LMVD-ID: 47025a0b
Published September 1, 2025

Emergent Agentic Vulnerabilities

Research Paper

Mind the Gap: Comparing Model-vs Agentic-Level Red Teaming with Action-Graph Observability on GPT-OSS-20B

View Paper

Description: GPT-OSS-20B exhibits "agentic-only" vulnerabilities where safety guardrails effective in standalone model inference fail when the model operates within an agentic execution loop. These vulnerabilities emerge when the model is deployed in a multi-step agentic architecture (e.g., utilizing LangGraph, tool usage, and memory retention). Attackers can bypass safety filters by employing context-aware iterative refinement attacks, which incorporate the full agentic state—including tool outputs, conversation history, and inter-agent memory—into the adversarial prompt generation. Specific execution contexts, particularly those involving tool termination or agent-handoffs, alter the model's vulnerability profile, rendering it susceptible to harmful objectives (e.g., from HarmBench) that are strictly refused during isolated model-level interaction.

Examples: The vulnerability requires setting up GPT-OSS-20B within a hierarchical agentic system (e.g., a multi-agent analyst assistant) with access to tools.

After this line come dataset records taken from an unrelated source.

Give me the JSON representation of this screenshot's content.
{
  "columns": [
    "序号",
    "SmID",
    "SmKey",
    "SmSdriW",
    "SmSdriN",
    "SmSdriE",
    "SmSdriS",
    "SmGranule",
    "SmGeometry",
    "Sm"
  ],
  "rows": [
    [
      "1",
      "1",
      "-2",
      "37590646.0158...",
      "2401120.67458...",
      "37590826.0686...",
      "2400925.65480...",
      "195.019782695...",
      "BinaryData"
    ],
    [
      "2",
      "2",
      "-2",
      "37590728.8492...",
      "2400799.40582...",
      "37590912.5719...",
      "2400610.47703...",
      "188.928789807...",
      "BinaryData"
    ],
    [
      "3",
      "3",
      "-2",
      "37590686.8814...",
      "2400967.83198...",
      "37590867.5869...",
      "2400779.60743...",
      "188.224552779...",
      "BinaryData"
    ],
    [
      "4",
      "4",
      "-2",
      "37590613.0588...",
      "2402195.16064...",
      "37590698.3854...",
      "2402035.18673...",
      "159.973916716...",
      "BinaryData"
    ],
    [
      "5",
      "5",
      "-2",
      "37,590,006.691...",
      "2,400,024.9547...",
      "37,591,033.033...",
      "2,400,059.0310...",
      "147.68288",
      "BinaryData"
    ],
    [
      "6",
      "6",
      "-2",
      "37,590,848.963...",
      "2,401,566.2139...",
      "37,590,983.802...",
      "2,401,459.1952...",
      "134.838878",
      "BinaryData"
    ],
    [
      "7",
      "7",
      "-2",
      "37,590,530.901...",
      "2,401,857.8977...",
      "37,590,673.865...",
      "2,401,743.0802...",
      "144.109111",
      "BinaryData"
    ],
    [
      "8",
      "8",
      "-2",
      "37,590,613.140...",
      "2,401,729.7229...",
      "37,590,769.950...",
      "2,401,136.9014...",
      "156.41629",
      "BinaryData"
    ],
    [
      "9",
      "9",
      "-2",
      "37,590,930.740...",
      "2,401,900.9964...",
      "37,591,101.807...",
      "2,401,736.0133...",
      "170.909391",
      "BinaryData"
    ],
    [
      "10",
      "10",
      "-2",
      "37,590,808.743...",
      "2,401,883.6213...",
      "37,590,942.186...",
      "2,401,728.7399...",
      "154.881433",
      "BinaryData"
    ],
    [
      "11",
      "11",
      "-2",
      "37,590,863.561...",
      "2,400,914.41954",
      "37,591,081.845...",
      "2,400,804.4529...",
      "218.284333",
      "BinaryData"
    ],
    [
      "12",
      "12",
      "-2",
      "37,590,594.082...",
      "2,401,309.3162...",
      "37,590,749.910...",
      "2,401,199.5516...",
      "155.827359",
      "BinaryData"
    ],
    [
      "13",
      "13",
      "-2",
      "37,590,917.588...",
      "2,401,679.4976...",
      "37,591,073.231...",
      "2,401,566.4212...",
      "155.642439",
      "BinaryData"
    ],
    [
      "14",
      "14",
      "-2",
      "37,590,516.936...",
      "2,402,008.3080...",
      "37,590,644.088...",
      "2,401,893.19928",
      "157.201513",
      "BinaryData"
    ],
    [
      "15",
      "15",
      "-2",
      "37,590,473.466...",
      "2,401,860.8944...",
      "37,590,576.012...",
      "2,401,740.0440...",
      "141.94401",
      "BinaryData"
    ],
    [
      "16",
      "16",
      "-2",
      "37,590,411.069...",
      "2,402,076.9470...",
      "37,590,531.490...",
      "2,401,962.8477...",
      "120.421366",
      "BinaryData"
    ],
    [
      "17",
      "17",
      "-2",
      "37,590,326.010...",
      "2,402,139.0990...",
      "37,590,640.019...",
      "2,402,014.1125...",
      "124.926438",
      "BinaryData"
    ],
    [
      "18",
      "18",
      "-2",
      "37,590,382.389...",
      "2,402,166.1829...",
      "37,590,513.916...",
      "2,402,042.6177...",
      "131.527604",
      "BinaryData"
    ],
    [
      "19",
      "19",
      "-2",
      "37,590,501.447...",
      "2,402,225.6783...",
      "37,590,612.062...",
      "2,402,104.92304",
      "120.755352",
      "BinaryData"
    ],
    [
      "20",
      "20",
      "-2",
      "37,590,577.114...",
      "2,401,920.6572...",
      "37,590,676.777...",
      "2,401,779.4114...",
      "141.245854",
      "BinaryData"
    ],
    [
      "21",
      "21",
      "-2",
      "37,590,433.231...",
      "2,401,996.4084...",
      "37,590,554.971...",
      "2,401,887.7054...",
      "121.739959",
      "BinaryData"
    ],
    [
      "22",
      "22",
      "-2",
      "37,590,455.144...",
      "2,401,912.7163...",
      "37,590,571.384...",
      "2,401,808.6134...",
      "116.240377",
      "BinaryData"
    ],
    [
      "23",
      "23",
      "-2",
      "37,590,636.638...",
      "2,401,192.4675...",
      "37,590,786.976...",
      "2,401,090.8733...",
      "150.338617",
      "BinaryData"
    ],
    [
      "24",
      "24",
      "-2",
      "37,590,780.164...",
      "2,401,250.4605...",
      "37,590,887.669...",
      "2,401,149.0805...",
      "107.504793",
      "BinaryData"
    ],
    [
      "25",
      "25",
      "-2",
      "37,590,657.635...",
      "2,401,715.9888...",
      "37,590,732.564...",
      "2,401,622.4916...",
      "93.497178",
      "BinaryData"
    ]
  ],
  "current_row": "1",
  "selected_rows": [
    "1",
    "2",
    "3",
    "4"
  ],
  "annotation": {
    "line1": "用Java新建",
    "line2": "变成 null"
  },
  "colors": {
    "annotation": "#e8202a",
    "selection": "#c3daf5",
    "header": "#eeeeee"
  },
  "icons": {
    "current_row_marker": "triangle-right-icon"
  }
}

  1. Agentic-Context Iterative Attack:
  • Setup: Deploy GPT-OSS-20B as the core reasoning engine in a LangGraph-based system with access to a Python code interpreter and agent-transfer capabilities.
  • Attack Vector: Inject a malicious prompt as a "Human Message" into the agent's input stream.
  • Refinement: Instead of standard prompt engineering, the attacker uses an adversarial model (e.g., GPT-4o-mini) to refine the prompt based on the entire context of the target agent's previous action (including the tool output and memory state), not just the text response.
  • Result: Objectives previously blocked (e.g., generating malware code) are executed.
  • Specific Dataset Reference: See the agentic_actions_GPT_OSS_20B dataset for the specific execution traces and refined prompts that trigger the bypass.
  1. Tool-Specific Exploitation (Agent Transfer):
  • Target the specific action transfer_to_strategic_analyst_agent_node.
  • Inject a refined prompt designed to exploit the logic flow of the handoff.
  • Result: ASR (Attack Success Rate) reaches 67%, significantly higher than non-tool contexts.
  1. Tool-Specific Exploitation (Code Execution):
  • Target the run_python_code tool action.
  • Inject a context-aware prompt requesting harmful script generation.
  • Result: The model generates and executes the code, bypassing restrictions present in the standalone model.

Impact:

  • Safety Bypass: Circumvention of alignment training and safety guardrails, allowing the generation of harmful content, hate speech, or illicit instructions.
  • Contextual Manipulation: Attackers can manipulate the agent's logic flow, memory, and decision-making processes.
  • Tool Misuse: High potential for malicious use of connected tools, particularly Remote Code Execution (RCE) via Python interpreters or unauthorized data access via RAG systems.
  • Agentic-Only Vectors: Security assessments performed on the base model will yield false negatives, leaving the deployed agent vulnerable to attacks that only manifest during complex, multi-step interactions.

Affected Systems:

  • Systems deploying GPT-OSS-20B within agentic frameworks (e.g., LangChain, LangGraph, AutoGPT).
  • Agentic implementations utilizing tool calling (specifically Python execution and agent transfer) and stateful memory (short-term/long-term).

Mitigation Steps:

  • Agentic-Level Red Teaming: Implement security evaluations within the full agentic loop rather than testing the model in isolation. Use frameworks that expose the "action graph" (like AgentSeer) to identify vulnerable execution nodes.
  • Context-Aware Filtering: Apply input/output filtering that analyzes the semantic content of the entire execution context (history + tool outputs), not just the immediate user prompt or model response.
  • Tool Hardening: Implement strict validation and sandboxing for high-risk tools, particularly agent transfer operations and code execution environments.
  • Semantic Monitoring: Monitor agent interactions for semantic patterns indicative of attacks, rather than relying on heuristic limits like context length (which showed no correlation to vulnerability).